Ecdysone

Ecdysone
Formules de l'ecdysone et de la 20-hydroxy-ecdysone (en rouge, l'hydroxyle supplémentaire sur le carbone 20)

L'ecdysone est une hormone stéroïde intervenant notamment dans le processus de la mue des arthropodes et dans le contrôle de leur reproduction : elle a été isolée comme hormone de mue en 1954 par Butenandt et Karlson, sous le nom d'α-ecdysone (appellation qui n'est plus utilisée maintenant) et sa structure stéroïde a été élucidée en 1965 par Huber et Hoppe.

Cependant, l'hormone de mue la plus active active chez la plupart des arthropodes n'est pas l'ecdysone, mais la 20-hydroxy-ecdysone (isolée sous le nom de β-ecdysone, de crustecdysone ou d'ecdystérone, noms qui ne sont plus utilisés maintenant). L'ecdysone en est le précurseur direct, qui doit être hydroxylé sur le carbone en position 20 (d'où son nom) pour devenir la forme active.

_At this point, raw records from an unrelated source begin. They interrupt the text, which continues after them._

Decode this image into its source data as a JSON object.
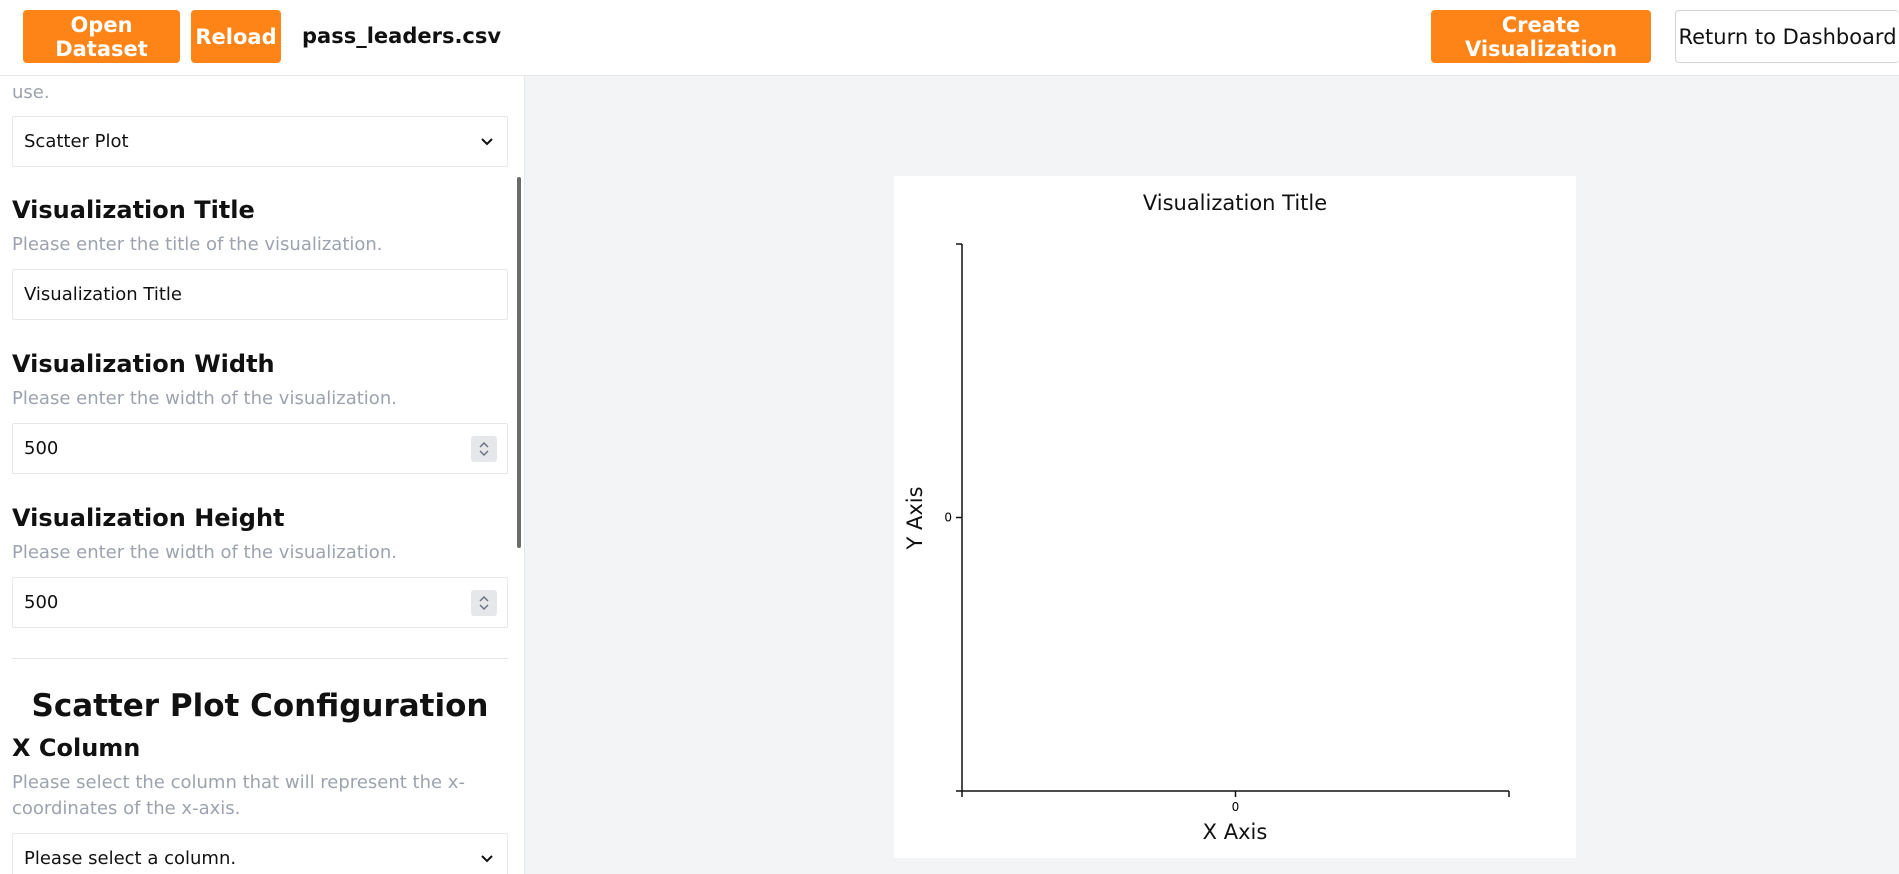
{
  "topbar": {
    "open_dataset": "Open Dataset",
    "reload": "Reload",
    "filename": "pass_leaders.csv",
    "create_visualization": "Create Visualization",
    "return_dashboard": "Return to Dashboard"
  },
  "sidebar": {
    "truncated_help": "use.",
    "chart_type_value": "Scatter Plot",
    "title_section": {
      "label": "Visualization Title",
      "help": "Please enter the title of the visualization.",
      "value": "Visualization Title"
    },
    "width_section": {
      "label": "Visualization Width",
      "help": "Please enter the width of the visualization.",
      "value": "500"
    },
    "height_section": {
      "label": "Visualization Height",
      "help": "Please enter the width of the visualization.",
      "value": "500"
    },
    "config_heading": "Scatter Plot Configuration",
    "x_column": {
      "label": "X Column",
      "help": "Please select the column that will represent the x-coordinates of the x-axis.",
      "value": "Please select a column."
    }
  },
  "chart_data": {
    "type": "scatter",
    "title": "Visualization Title",
    "xlabel": "X Axis",
    "ylabel": "Y Axis",
    "x_ticks": [
      "0"
    ],
    "y_ticks": [
      "0"
    ],
    "points": []
  },
  "colors": {
    "accent": "#ff8418",
    "main_bg": "#f3f4f6",
    "help_text": "#9ca3af"
  }
}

Les précurseurs et métabolites de l'ecdysone, ainsi que de nombreuses molécules voisines, sont appelés les ecdystéroïdes (ce terme est préférable à "ecdysones", que l'on trouve encore parfois). De nombreux ecdystéroïdes sont synthétisés chez les animaux, et encore plus chez les plantes. On appelle ces derniers des phytoecdystéroïdes (et par opposition les premiers sont parfois nommés "zoo-ecdystéroïdes"). Les phytoecdystéroïdes joueraient un rôle de défense de la plante contre certains insectes.

Sommaire

Biosynthèse et métabolisme de l'ecdysone

Organes de biosynthèse

L'ecdysone est essentiellement produite par les glandes de mue, connues sous le nom de glandes prothoraciques chez de nombreux insectes ou d'organe Y chez de nombreux crustacés. Mais elle est produite également par d'autres organes, notamment les gonades, chez les arthropodes adultes.

Parfois, l'ecdysone est remplacée ou accompagnée par d'autres précurseurs de l'hormone de mue, comme la 3-déhydro-ecdysone ou la 2-désoxy-ecdysone, mais d'une manière assez générale, l'hormone active, la 20-hydroxy-ecdysone, n'est pas sécrétée par les glandes de mue ou par les gonades. Elle se forme le plus souvent dans les tissus périphériques, où elle exerce son action.

Voies de biosynthèse

Les insectes, comme sans doute la plupart des arthropodes, ne sont pas capables d'effectuer la biosynthèse du noyau stérol et ils doivent donc tirer de leur alimentation un stérol qui sera le précurseur de leur hormone de mue. Celui-ci est généralement le cholestérol, pour les espèces se nourrissant aux dépens d'organismes animaux, mais il s'agit d'un autre stérol, comme le stigmastérol ou le sitostérol, pour les espèces phytophages, que l'animal doit le plus souvent transformer en cholestérol (qui est pratiquement absent chez les plantes).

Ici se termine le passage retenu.